Look to play spoiler: Now that we’ve fallen dramatically short of our aspirations, the only way to still watch Wizards games without being completely depressed is to root for our team to ruin other teams’ aspirations.  If we can’t have things, then no one can.  Root for upsets, spoilers, and streak busters.  This gives us a reason to stay engaged in rooting for the Wizards to win these last few games.  And the more bitter we can make other fan bases, the better.  Let’s embarrass Kobe in one of the final home games of his career. Let’s end the Warrior’s home win streak and hurt their bid at the regular season record.  Let’s spoil Blake Griffin’s return to the Clippers.  Let’s keep the Hornets from winning home court advantage for the playoffs, and then let’s do the same thing to the Hawks.

Enjoy Clearance Sales on Merchandise: The end of the season is always a good time to buy team apparel and merchandise for cheap, and with the Wizards missing the playoffs we can expect especially good sales.  Retail stores in DC don’t routinely stock up on Wizards gear, and they’ve only recently increased inventory now that football is over and the NBA playoffs are almost set to begin.  But with our season coming to an abrupt halt, retailers are going to have to offer massive discounts to sell off their Wizards stuff to clear their shelves in time for Nationals season.  As fans that support the team even when they’re not trending, this is an opportunity to pick up Wizards swag for pennies on the dollar.  Just try not to buy gear branded for players who might not be here next year.
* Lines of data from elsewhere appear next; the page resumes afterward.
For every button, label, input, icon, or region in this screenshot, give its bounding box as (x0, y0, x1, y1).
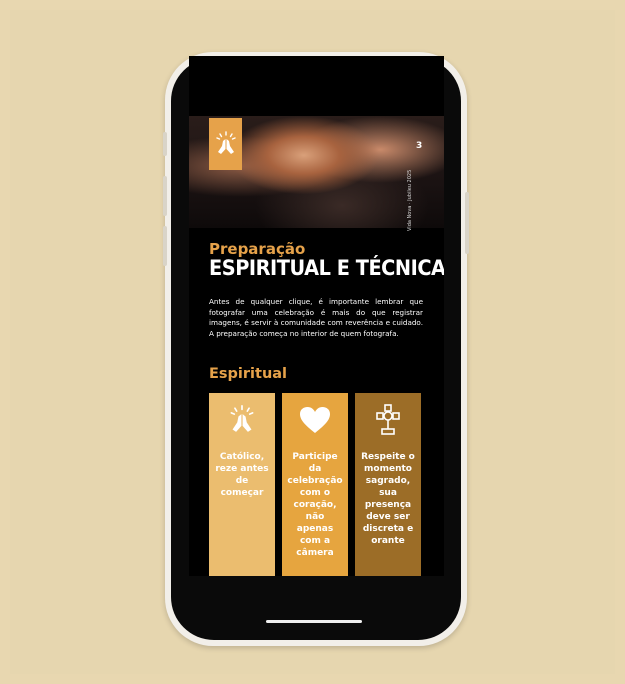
card-text: Respeite o momento sagrado, sua presença… (361, 452, 415, 546)
phone-screen[interactable]: 3 Vida Nova · Jubileu 2025 Preparação ES… (189, 56, 444, 576)
hero-page-number: 3 (416, 141, 423, 151)
intro-paragraph: Antes de qualquer clique, é importante l… (209, 297, 423, 338)
hero-badge (209, 118, 242, 170)
cross-icon (376, 404, 400, 435)
page-title: ESPIRITUAL E TÉCNICA (209, 256, 444, 280)
card-text: Participe da celebração com o coração, n… (287, 452, 343, 558)
phone-side-button-left-2 (163, 176, 167, 216)
phone-side-button-left-1 (163, 132, 167, 156)
section-heading: Espiritual (209, 366, 288, 382)
hero-photo-credit: Vida Nova · Jubileu 2025 (407, 169, 413, 231)
heart-icon (300, 407, 330, 433)
praying-hands-icon (230, 404, 254, 432)
cards-row: Católico, reze antes de começar Particip… (209, 393, 422, 576)
card-heart: Participe da celebração com o coração, n… (282, 393, 348, 576)
praying-hands-icon (215, 131, 236, 154)
phone-side-button-left-3 (163, 226, 167, 266)
phone-side-button-right (465, 192, 469, 254)
card-cross: Respeite o momento sagrado, sua presença… (355, 393, 421, 576)
card-pray: Católico, reze antes de começar (209, 393, 275, 576)
card-text: Católico, reze antes de começar (215, 452, 269, 498)
home-indicator[interactable] (266, 620, 362, 623)
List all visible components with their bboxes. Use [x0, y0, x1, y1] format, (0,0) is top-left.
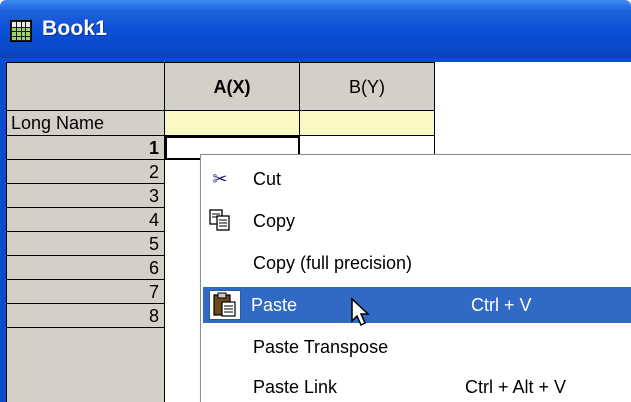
row-header-5[interactable]: 5	[6, 232, 165, 256]
column-header-b[interactable]: B(Y)	[300, 62, 435, 111]
window-frame: A(X) B(Y) Long Name 1 2 3 4 5 6 7 8 ✂ Cu…	[0, 58, 631, 402]
column-header-a[interactable]: A(X)	[165, 62, 300, 111]
row-header-long-name[interactable]: Long Name	[6, 111, 165, 136]
scissors-icon: ✂	[212, 169, 228, 189]
menu-item-cut[interactable]: ✂ Cut	[203, 161, 631, 197]
menu-item-paste-transpose[interactable]: Paste Transpose	[203, 329, 631, 365]
row-header-7[interactable]: 7	[6, 280, 165, 304]
row-header-4[interactable]: 4	[6, 208, 165, 232]
menu-item-copy-full-precision[interactable]: Copy (full precision)	[203, 245, 631, 281]
window-title-bar[interactable]: Book1	[0, 0, 631, 58]
row-header-8[interactable]: 8	[6, 304, 165, 328]
menu-item-paste-link[interactable]: Paste Link Ctrl + Alt + V	[203, 369, 631, 402]
menu-item-copy[interactable]: Copy	[203, 203, 631, 239]
mouse-pointer-icon	[351, 297, 370, 327]
paste-shortcut: Ctrl + V	[471, 295, 532, 315]
row-header-1[interactable]: 1	[6, 136, 165, 160]
context-menu: ✂ Cut Copy Copy (full precision) Paste C…	[200, 154, 631, 402]
paste-link-shortcut: Ctrl + Alt + V	[465, 377, 567, 397]
worksheet-area[interactable]: A(X) B(Y) Long Name 1 2 3 4 5 6 7 8 ✂ Cu…	[6, 62, 631, 402]
row-header-2[interactable]: 2	[6, 160, 165, 184]
window-title: Book1	[42, 17, 108, 40]
row-header-6[interactable]: 6	[6, 256, 165, 280]
long-name-cell-a[interactable]	[165, 111, 300, 136]
row-header-9[interactable]	[6, 328, 165, 402]
workbook-icon	[10, 20, 32, 42]
copy-icon	[207, 208, 233, 234]
menu-item-paste[interactable]: Paste Ctrl + V	[203, 287, 631, 327]
corner-header[interactable]	[6, 62, 165, 111]
row-header-3[interactable]: 3	[6, 184, 165, 208]
paste-icon	[209, 290, 241, 320]
long-name-cell-b[interactable]	[300, 111, 435, 136]
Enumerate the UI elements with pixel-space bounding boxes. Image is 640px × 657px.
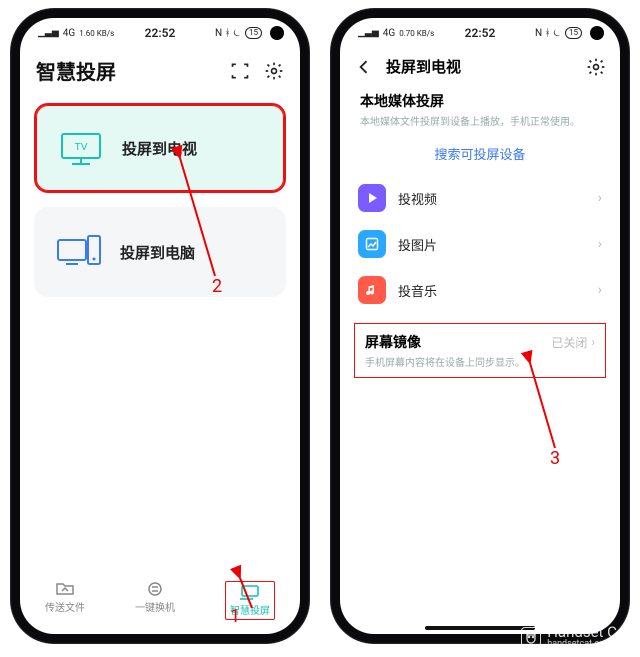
tab-transfer-label: 传送文件 (45, 599, 85, 614)
gesture-bar (425, 626, 535, 630)
app-header: 智慧投屏 (20, 48, 300, 99)
menu-cast-video-label: 投视频 (398, 189, 586, 208)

Attend the Last Home Game and Bring a Good Sign: The regular season home finale is always a fun game to go to.  But when your team is certain to miss the playoffs, attendance at this game is essentially mandatory.  There won’t be Wizards basketball for six plus months, so take advantage of this final opportunity to watch the team.  Being at the final game also lets you get some closure on the season.  This is where you demonstrate your love (or hate) for different stakeholders in the organization.  I’ll be there to boo Randy Wittman one last time during his introduction, and to give John a standing ovation when he comes out of the game for the final time this season.  What will make this experience even better is bringing a well-constructed and carefully thought-out sign that sums up your feelings to the whole stadium.  Personally I’m working on several ideas (stay tuned for more.)

VeseleySign

This Wizards season sucked.  That’s plain and simple and there’s no other way to look at it.  The only thing we can do is make the best of what we’ve been given and squeeze whatever fun we can out of these last few games.  These steps won’t make the season any less depressing, but they’ll help us Wizards fans come to grips with our sad reality and move forward.  Until next year, when we’ll probably do the same thing all over again.